Similarly, the need for an exact node count to determine post-mastectomy radiation therapy, to the extent that radiation is recommended for all patients with any number of involved nodes, is also less.
Z0011
Dr. Hudis acknowledged that this opinion is provocative, given the amount of evidence supporting axillary node dissection. He reviewed familiar data from the Z0011 study, which randomly selected patients with positive sentinel nodes-"once the bellwether for completing a dissection"-and randomized them to complete the axillary dissection or to leave the nodes in place. (He noted that his own institution could not participate in Z0011 for fear that it was borderline unethical- "shows you where we were," he said, sotto voce.)
Overall survival in that trial showed no difference. "But what was hidden in that [data] was that 27.4% of patients who did go for dissection had positive lymph nodes. That means a full quarter of patients who did not go for dissection had positive lymph nodes-ergo, leaving presumably viable cancer in the axilla, and doing nothing about it did not seem to matter."
This, he said, was counter to everything oncologists have learned over many years, that local control mechanically is a first and important step.
"If the biology is driving treatment, the anatomy is less important," he said.
A Surgeon's Perspective
"Sentinel node biopsy works-we all know this; we have many validation studies of SLNB with axillary node dissection backup showing a success rate in the high 90s," said Hiram S. Cody III, MD, Attending Surgeon in the Breast Service of MSKCC and Professor of Clinical Surgery at Weill Cornell Medical College. But "if axillary lymph node dissection for sentinel lymph node-positive patients does not change systemic therapy, or reduce local recurrence, or improve survival, then axillary node dissection for SLN+ patients should be done to salvage local recurrence-a rare event-not to prevent it."

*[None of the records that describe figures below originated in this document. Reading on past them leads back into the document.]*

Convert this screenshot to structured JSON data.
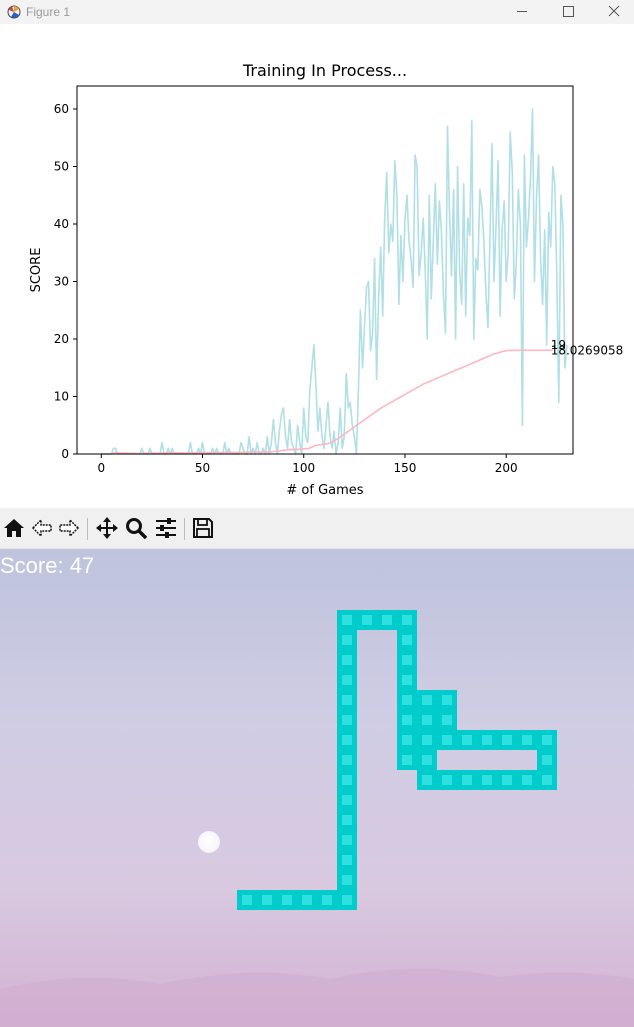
{
  "window": {
    "title": "Figure 1",
    "controls": [
      "minimize-icon",
      "maximize-icon",
      "close-icon"
    ]
  },
  "chart_data": {
    "type": "line",
    "title": "Training In Process...",
    "xlabel": "# of Games",
    "ylabel": "SCORE",
    "xlim": [
      -12,
      233
    ],
    "ylim": [
      0,
      64
    ],
    "xticks": [
      0,
      50,
      100,
      150,
      200
    ],
    "yticks": [
      0,
      10,
      20,
      30,
      40,
      50,
      60
    ],
    "grid": false,
    "legend": "none",
    "series": [
      {
        "role": "scores",
        "color": "#b0dfe5",
        "values": [
          0,
          0,
          0,
          0,
          0,
          0,
          1,
          1,
          0,
          0,
          0,
          0,
          0,
          0,
          0,
          0,
          0,
          0,
          0,
          0,
          1,
          0,
          0,
          0,
          1,
          0,
          0,
          0,
          0,
          0,
          2,
          0,
          0,
          1,
          0,
          1,
          0,
          0,
          0,
          0,
          0,
          0,
          0,
          0,
          2,
          0,
          0,
          0,
          1,
          0,
          2,
          0,
          0,
          0,
          0,
          1,
          0,
          1,
          0,
          0,
          0,
          2,
          0,
          1,
          0,
          0,
          0,
          0,
          0,
          2,
          1,
          0,
          0,
          3,
          0,
          1,
          0,
          2,
          0,
          0,
          1,
          0,
          3,
          0,
          2,
          6,
          2,
          0,
          4,
          7,
          8,
          3,
          1,
          6,
          2,
          1,
          0,
          5,
          2,
          0,
          8,
          3,
          2,
          11,
          15,
          19,
          12,
          4,
          8,
          3,
          1,
          5,
          9,
          3,
          1,
          4,
          0,
          2,
          8,
          1,
          3,
          14,
          8,
          9,
          5,
          3,
          0,
          11,
          25,
          15,
          22,
          29,
          30,
          18,
          21,
          34,
          13,
          27,
          36,
          24,
          41,
          49,
          35,
          40,
          37,
          51,
          45,
          26,
          38,
          30,
          41,
          45,
          37,
          34,
          29,
          52,
          50,
          31,
          35,
          41,
          32,
          20,
          45,
          27,
          37,
          47,
          33,
          44,
          39,
          28,
          21,
          57,
          42,
          31,
          46,
          20,
          50,
          32,
          26,
          47,
          24,
          41,
          38,
          58,
          20,
          34,
          32,
          46,
          43,
          37,
          28,
          22,
          38,
          54,
          30,
          40,
          51,
          24,
          39,
          44,
          30,
          35,
          56,
          49,
          27,
          33,
          46,
          40,
          5,
          52,
          36,
          41,
          48,
          60,
          30,
          45,
          52,
          34,
          26,
          39,
          19,
          42,
          36,
          50,
          47,
          31,
          9,
          45,
          40,
          15,
          19
        ]
      },
      {
        "role": "mean_scores",
        "color": "#ffb6c1",
        "values": [
          0,
          0,
          0,
          0,
          0,
          0,
          0.14,
          0.25,
          0.22,
          0.2,
          0.18,
          0.17,
          0.15,
          0.14,
          0.13,
          0.13,
          0.12,
          0.11,
          0.11,
          0.1,
          0.14,
          0.14,
          0.13,
          0.13,
          0.16,
          0.15,
          0.15,
          0.14,
          0.14,
          0.13,
          0.19,
          0.19,
          0.18,
          0.21,
          0.2,
          0.22,
          0.22,
          0.21,
          0.21,
          0.2,
          0.2,
          0.19,
          0.19,
          0.18,
          0.22,
          0.22,
          0.21,
          0.21,
          0.22,
          0.22,
          0.25,
          0.25,
          0.25,
          0.24,
          0.24,
          0.25,
          0.25,
          0.26,
          0.25,
          0.25,
          0.25,
          0.27,
          0.27,
          0.28,
          0.28,
          0.27,
          0.27,
          0.26,
          0.26,
          0.29,
          0.3,
          0.29,
          0.29,
          0.33,
          0.32,
          0.33,
          0.33,
          0.35,
          0.35,
          0.34,
          0.35,
          0.35,
          0.38,
          0.37,
          0.39,
          0.46,
          0.48,
          0.47,
          0.51,
          0.59,
          0.68,
          0.7,
          0.71,
          0.76,
          0.77,
          0.78,
          0.77,
          0.82,
          0.83,
          0.82,
          0.9,
          0.92,
          0.93,
          1.05,
          1.2,
          1.38,
          1.5,
          1.54,
          1.6,
          1.65,
          1.68,
          1.73,
          1.8,
          1.9,
          2.1,
          2.3,
          2.5,
          2.7,
          2.95,
          3.2,
          3.45,
          3.7,
          3.95,
          4.2,
          4.45,
          4.7,
          4.95,
          5.2,
          5.45,
          5.7,
          5.95,
          6.2,
          6.45,
          6.7,
          6.95,
          7.2,
          7.45,
          7.7,
          7.95,
          8.15,
          8.35,
          8.55,
          8.75,
          8.95,
          9.15,
          9.35,
          9.55,
          9.75,
          9.95,
          10.15,
          10.35,
          10.55,
          10.75,
          10.95,
          11.15,
          11.35,
          11.55,
          11.75,
          11.95,
          12.15,
          12.3,
          12.45,
          12.6,
          12.75,
          12.9,
          13.05,
          13.2,
          13.35,
          13.5,
          13.65,
          13.8,
          13.95,
          14.1,
          14.25,
          14.4,
          14.55,
          14.7,
          14.85,
          15.0,
          15.15,
          15.3,
          15.45,
          15.6,
          15.75,
          15.9,
          16.05,
          16.2,
          16.35,
          16.5,
          16.65,
          16.8,
          16.95,
          17.1,
          17.25,
          17.4,
          17.5,
          17.6,
          17.7,
          17.8,
          17.9,
          17.95,
          18.0,
          18.02,
          18.03,
          18.03,
          18.03,
          18.03,
          18.03,
          18.03,
          18.03,
          18.03,
          18.03,
          18.03,
          18.03,
          18.03,
          18.03,
          18.03,
          18.03,
          18.03,
          18.03,
          18.03,
          18.03,
          18.03,
          18.03
        ]
      }
    ],
    "annotations": [
      {
        "x": 221,
        "y": 19,
        "text": "19"
      },
      {
        "x": 221,
        "y": 18.03,
        "text": "18.0269058"
      }
    ]
  },
  "toolbar": {
    "buttons": [
      {
        "icon": "home-icon"
      },
      {
        "icon": "back-arrow-icon"
      },
      {
        "icon": "forward-arrow-icon"
      },
      {
        "icon": "pan-icon"
      },
      {
        "icon": "zoom-icon"
      },
      {
        "icon": "configure-subplots-icon"
      },
      {
        "icon": "save-icon"
      }
    ]
  },
  "game": {
    "score_label": "Score: 47",
    "snake_color": "#00cccc",
    "food_color": "#ffffff"
  }
}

The goals of lymphadenectomy are staging and prognostication, local control, and the possibility of a survival benefit.
"SLN biopsy has become the standard of care for axillary lymph node staging at many institutions worldwide, but what have we achieved?" Dr. Cody asked.

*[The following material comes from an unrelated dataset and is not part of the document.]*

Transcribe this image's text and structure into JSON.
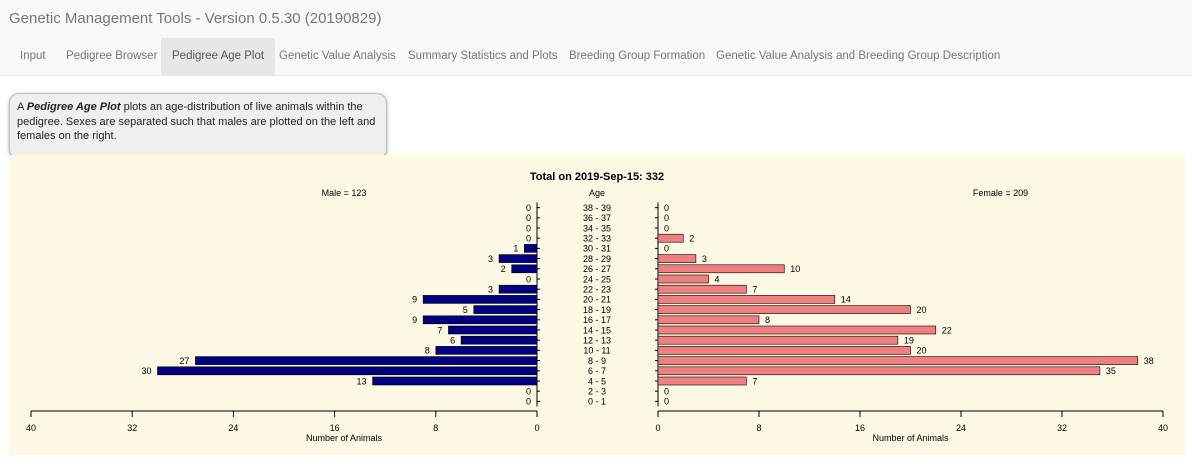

He said numerous trials have demonstrated that SLN biopsy works, with an overall success rate of 96%, and they have confirmed that the sentinel lymph node is the node most likely to be positive while a negative SLN reliably predicts a negative axilla.
But Dr. Cody said several recent developments suggest a diminishing role for axillary lymph node dissection in SLN+ patients, particularly those who receive whole breast radiotherapy. "The future of SLN biopsy is uncertain. We have entered an exciting era in which gene-expression profiling promises more accurate prognostication and prediction of response to therapy than conventional histopathology."
The EORTC 10041 MINDACT trial and the TAILORx trial are testing this premise, he noted. "If these and other trials establish that gene expression profiling is superior to conventional histopathology, particularly in patients with node-positive disease, we must ask whether any form of axillary lymph node staging will remain relevant."
Dr. Cody said the identification of non-axillary SLN is of minimal significance, except perhaps in the reoperative setting. He also said there is no advantage to SLNB prior to neoadjuvant chemotherapy - "There may be a more accurate staging but nothing else is changed."
The Memorial Sloan-Kettering algorithm for such cases calls for no IHC staining in SLN, he said; for patients who meet the Z0011 criteria (cT1-2, N0, WBRT), preoperative axillary ultrasound should be used only for highest risk patients, and ultrasound-fine needle aspiration only for multiple abnormal nodes; no intraoperative frozen sections should be taken; and no ALND should be done for two or fewer positive SLNs.